A new cohort of Latino chefs across Los Angeles is quietly rewriting the Alta California playbook, folding street-food instincts into tasting menus, craft masa projects, and neighborhood restaurants. The action is not centered on the Sunset Strip but in El Sereno, Highland Park, Burbank, and Culver City, where pop ups and small dining rooms give cooks room to experiment and occasionally swing for the fences. Together, they are nudging Angelenos to think differently about what Mexican American cooking can look and feel like.

Food journalist Bill Esparza tracked the shift in a May 20 story, spotlighting modern Mexican American spots such as Evil Cooks, Amiga Amore, and Komal as key players in the scene. These cooks are translating taqueria logic into multi-course, masa-driven experiences that also function as casual community gatherings. “I love how everyone helps each other. It’s amazing how everyone comes together,” Alex García told Eater LA.

Who’s Getting Noticed

The industry has started to pay attention. Elvia and Alex García of Evil Cooks and Danielle Duran Zecca of Amiga Amore were named 2025 James Beard Award semifinalists in the Best Chef: California category, according to the James Beard Foundation. Those nods help shine a light on small operations that often serve as both culinary incubators and neighborhood anchors.

A Dinner That Stitched the Scene Together

The third annual Disciples of the Corn, a masa focused tasting held June 21, 2025, pulled many of these chefs into one room at Evil Cooks: Corazón Abierto. The event was relocated from La Cocina de Gloria Molina after enforcement actions earlier in the month, as reported by Eater LA. Those June 6 raids set off protests and raised anxiety in immigrant communities, according to NBC Los Angeles, giving the dinner an extra charge that went beyond what was on the plate.

Where to Eat Now

Diners who want to taste what comes next do not have to look far. In Burbank, Enrique Soltero’s Amor A Mí pairs elevated chilaquiles and breakfast sandwiches with specialty coffee, according to ABC7. At Mercado La Paloma, Fátima Juárez’s Komal runs a craft molino that grinds heirloom corn into tortillas and antojitos, per Time Out Los Angeles. For those chasing the full Alta California tasting experience, Evil Cooks lists its El Sereno address and pickup hours online.

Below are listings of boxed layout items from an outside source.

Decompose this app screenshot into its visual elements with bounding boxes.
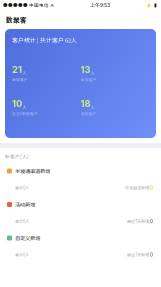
staticText: 自定义新增 [15,234,40,242]
staticText: 人 [91,70,95,75]
staticText: 人 [22,104,26,109]
staticText: 累计0人 [15,218,29,224]
button[interactable]: 自定义新增 [0,230,161,264]
staticText: 活跃客户 [80,111,96,116]
staticText: 10 [12,98,22,109]
staticText: ●●●●● 中国电信 ᗑ [3,2,54,8]
staticText: ⚡ [146,2,152,8]
staticText: 0 [150,252,153,258]
staticText: 近3日新增客户 [12,111,38,116]
staticText: 活动新增 [15,201,35,208]
staticText: 在关圈法新增: [125,185,150,191]
staticText: 数聚客 [6,15,27,24]
staticText: 累计0人 [15,185,29,191]
staticText: 人 [91,104,95,109]
staticText: 新客户(人) [5,153,29,160]
staticText: 21 [12,64,22,75]
button[interactable]: 半坡通渠道新增 [0,163,161,196]
staticText: 客户统计 | 共计客户 62人 [12,36,77,44]
staticText: 18 [80,98,90,109]
staticText: 半坡通渠道新增 [15,167,50,175]
staticText: 0 [150,218,153,224]
staticText: 人 [22,70,26,75]
staticText: 累计0人 [15,252,29,258]
button[interactable]: 活动新增 [0,196,161,230]
staticText: 0 [150,185,153,191]
staticText: 上午9:53 [90,2,110,8]
staticText: 本月客户 [80,77,96,82]
staticText: 最近7天新增: [127,252,150,258]
staticText: 新增客户 [12,77,28,82]
staticText: ▮ [152,2,157,8]
staticText: 13 [80,64,90,75]
staticText: 最近7天新增: [127,218,150,224]
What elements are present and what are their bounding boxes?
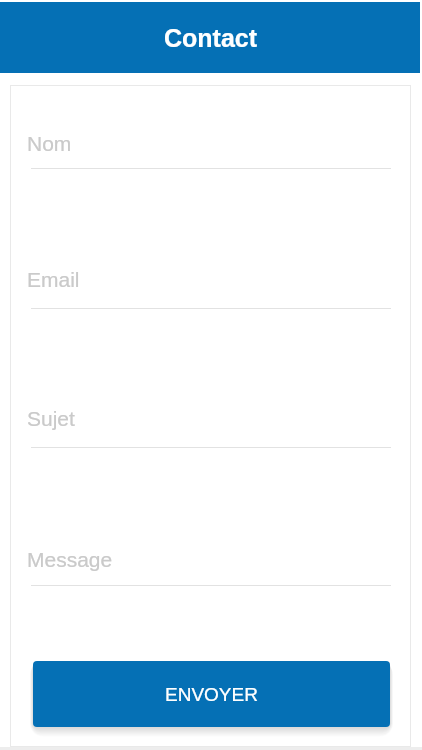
staticText: Email (27, 268, 80, 291)
button[interactable]: Message (27, 548, 391, 585)
staticText: Contact (164, 24, 258, 52)
staticText: ENVOYER (165, 684, 258, 705)
staticText: Sujet (27, 407, 75, 430)
button[interactable]: Nom (27, 132, 391, 169)
button[interactable]: ENVOYER (33, 661, 390, 727)
button[interactable]: Email (27, 268, 391, 305)
staticText: Nom (27, 132, 72, 155)
staticText: Message (27, 548, 113, 571)
button[interactable]: Sujet (27, 407, 391, 444)
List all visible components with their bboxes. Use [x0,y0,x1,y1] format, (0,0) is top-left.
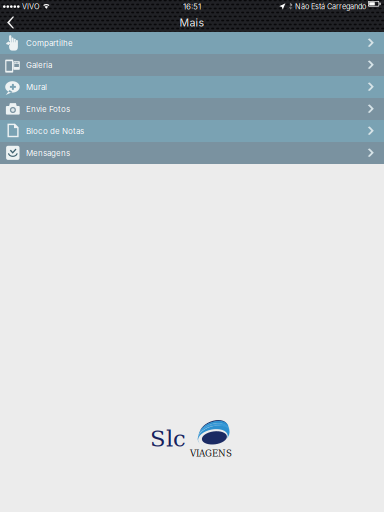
button[interactable]: Compartilhe [0,32,384,54]
staticText: Bloco de Notas [26,126,84,136]
staticText: Envie Fotos [26,104,70,114]
button[interactable]: Back [0,13,26,32]
staticText: VIAGENS [190,448,232,459]
button[interactable]: Galeria [0,54,384,76]
staticText: Mural [26,82,47,92]
staticText: Galeria [26,60,52,70]
staticText: Mensagens [26,148,70,158]
button[interactable]: Mensagens [0,142,384,164]
staticText: Mais [180,16,204,29]
staticText: Slc [150,426,186,452]
staticText: 16:51 [183,2,201,11]
staticText: Compartilhe [26,38,73,48]
staticText: VIVO [22,2,40,11]
button[interactable]: Mural [0,76,384,98]
button[interactable]: Bloco de Notas [0,120,384,142]
button[interactable]: Envie Fotos [0,98,384,120]
staticText: Não Está Carregando [295,2,366,11]
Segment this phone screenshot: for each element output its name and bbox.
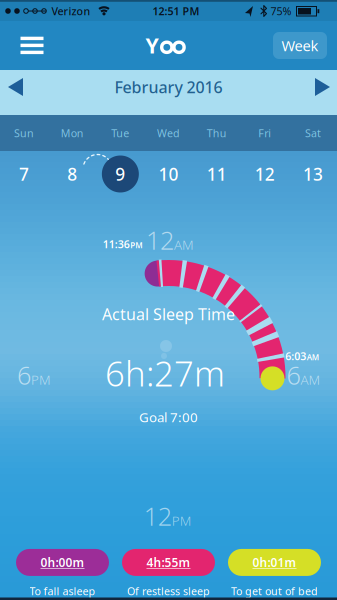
staticText: Sat: [305, 126, 321, 140]
button[interactable]: 7: [2, 152, 46, 196]
staticText: Thu: [207, 126, 227, 140]
button[interactable]: 4h:55m: [122, 549, 215, 576]
staticText: To get out of bed: [231, 584, 318, 598]
staticText: Goal 7:00: [139, 408, 198, 426]
button[interactable]: 12: [243, 152, 287, 196]
button[interactable]: 0h:00m: [16, 549, 109, 576]
button[interactable]: 9: [98, 152, 142, 196]
staticText: Tue: [111, 126, 129, 140]
staticText: 6: [17, 358, 31, 392]
staticText: Fri: [258, 126, 271, 140]
button[interactable]: 13: [291, 152, 335, 196]
staticText: 6:03: [285, 349, 306, 363]
staticText: AM: [307, 352, 319, 362]
button[interactable]: 0h:01m: [228, 549, 321, 576]
staticText: Wed: [157, 126, 180, 140]
staticText: Sun: [14, 126, 34, 140]
staticText: 7: [19, 162, 29, 186]
staticText: 11:36: [103, 237, 130, 251]
button[interactable]: 8: [50, 152, 94, 196]
staticText: 8: [67, 162, 77, 186]
staticText: 11: [207, 162, 227, 186]
staticText: 6h:27m: [105, 350, 225, 396]
staticText: Of restless sleep: [127, 584, 210, 598]
staticText: 12:51 PM: [152, 4, 200, 18]
staticText: 13: [303, 162, 323, 186]
staticText: PM: [172, 512, 192, 530]
staticText: Mon: [61, 126, 84, 140]
button[interactable]: Previous month: [0, 70, 31, 104]
staticText: Week: [282, 36, 318, 55]
staticText: 12: [146, 223, 174, 257]
staticText: 12: [144, 499, 172, 533]
button[interactable]: Menu: [6, 26, 54, 64]
staticText: 4h:55m: [146, 554, 190, 570]
staticText: February 2016: [114, 76, 222, 98]
staticText: 0h:01m: [252, 554, 296, 570]
staticText: Verizon: [52, 4, 90, 18]
staticText: 12: [255, 162, 275, 186]
staticText: 9: [115, 162, 125, 186]
staticText: Y: [146, 31, 158, 59]
staticText: To fall asleep: [30, 584, 96, 598]
staticText: 0h:00m: [40, 554, 84, 570]
staticText: 6: [286, 358, 300, 392]
button[interactable]: 11: [195, 152, 239, 196]
staticText: PM: [130, 240, 142, 250]
staticText: 75%: [270, 4, 292, 18]
staticText: PM: [31, 371, 51, 388]
staticText: AM: [174, 236, 194, 254]
button[interactable]: Week: [273, 32, 327, 59]
staticText: Actual Sleep Time: [102, 303, 235, 325]
button[interactable]: Next month: [307, 70, 337, 104]
button[interactable]: 10: [146, 152, 190, 196]
staticText: AM: [300, 371, 320, 388]
staticText: 10: [158, 162, 178, 186]
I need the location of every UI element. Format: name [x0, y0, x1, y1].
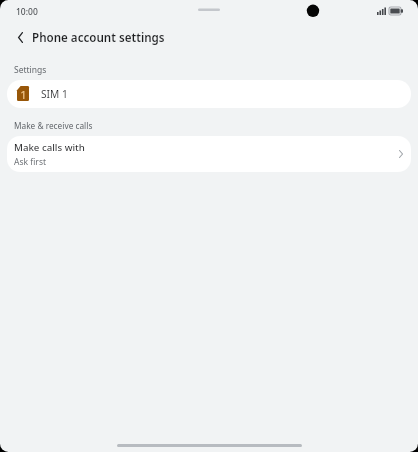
staticText: Ask first: [14, 156, 47, 168]
button[interactable]: Back: [7, 24, 33, 50]
staticText: Phone account settings: [32, 30, 165, 46]
staticText: Make calls with: [14, 141, 85, 154]
staticText: Make & receive calls: [14, 120, 93, 131]
staticText: SIM 1: [41, 87, 68, 101]
button[interactable]: Make calls with: [7, 136, 411, 172]
staticText: 1: [20, 87, 27, 102]
button[interactable]: 1: [7, 80, 411, 108]
staticText: Settings: [14, 64, 47, 76]
staticText: 10:00: [16, 6, 38, 18]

From Downtown to Culver City

Veteran chefs are evolving alongside the new guard. Ray García revived Broken Spanish as Broken Spanish Comedor on Washington Boulevard, creating a Westside iteration that opened in October and has already drawn critical attention from the Los Angeles Times. The restaurant underscores how Alta California cooking can be both rooted in its neighborhood and technically rigorous, a balance further emphasized on the Broken Spanish Comedor site.

Taken together, this new wave feels less like a single manifesto and more like an interconnected web of cooks who share plates, masa, and labor while making space for regional Mexican techniques. In a city where restaurants often double as community infrastructure, their work reads as cultural as much as culinary, and the Alta California chapter they are writing is still very much in progress.